Der Spezialermittler blickte von Lisa Coleman zu der Voodoo-Priesterin. Presste die Lippen zusammen.

Die Schritte von Munin verharrten vor der Tür zur Beweismittelkammer.

„Ihr müsst jetzt aufhören“, drang seine Stimme zu ihnen.

Es gab keinen weiteren Ausgang aus diesem winzigen, vollgestopften Raum. Nicht einmal ein Fenster, durch das sie gepasst hätten. Der Götterrabe stand zwischen ihnen und dem einzigen Ausweg.

John Amber schloss die Augen und schluckte.

„Okay, Wideline“, sagte er leise. Dass er ihren eigentlichen Namen verwendete, verriet Grandma Mambo, wie aufgewühlt er war. „Tu es.“

Im nächsten Moment erhellte ein gleißender Blitz die Asservatenkammer. Als Munin seinen rauen Schrei ausstieß, war der Raum bereits leer.

 

Achtens…

Frank Miller saß an seinem Schreibtisch und ging die Berichte der letzten Tage durch. Es war einiges zusammengekommen. In New York ruhte das Verbrechen nie, und von Diebstahl über Hausfriedensbruch bis zu Mord war alles dabei.

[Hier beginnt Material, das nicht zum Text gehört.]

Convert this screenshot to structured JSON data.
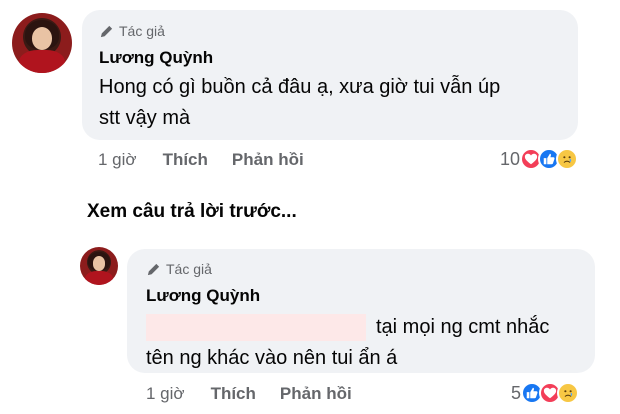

Er streckte die Arme über den Kopf, um etwas von der Anspannung abzuwerfen. Er war wirklich nicht mehr der Jüngste – vermutlich sollte er bald den Rat seiner Frau annehmen und in Rente gehen. Eigentlich war das längst überfällig.

Mit einem Doppelklick öffnete er den einen Ordner, der seit Jahren unangetastet auf seinem Computer lag.

„Es wird Zeit, die Uniform an den Nagel zu hängen“, sagte er zu sich selbst.

Doch dann fiel ihm ein anderer Ordner im gleichen Verzeichnis auf, den er noch nie zuvor gesehen hatte. „Zwischenwelt“, was für ein alberner Name. Da hatte sich vermutlich jemand einen Scherz erlaubt. Ohne zu zögern oder den Inhalt anzusehen, verschob Frank Miller den Ordner in den Papierkorb – und löschte damit unwissentlich alle Fallakten, die je in der von ihm gegründeten Abteilung angelegt worden sind.

Dann schaltete er den PC aus, nahm sich die Jacke vom Ständer und machte sich auf den Heimweg.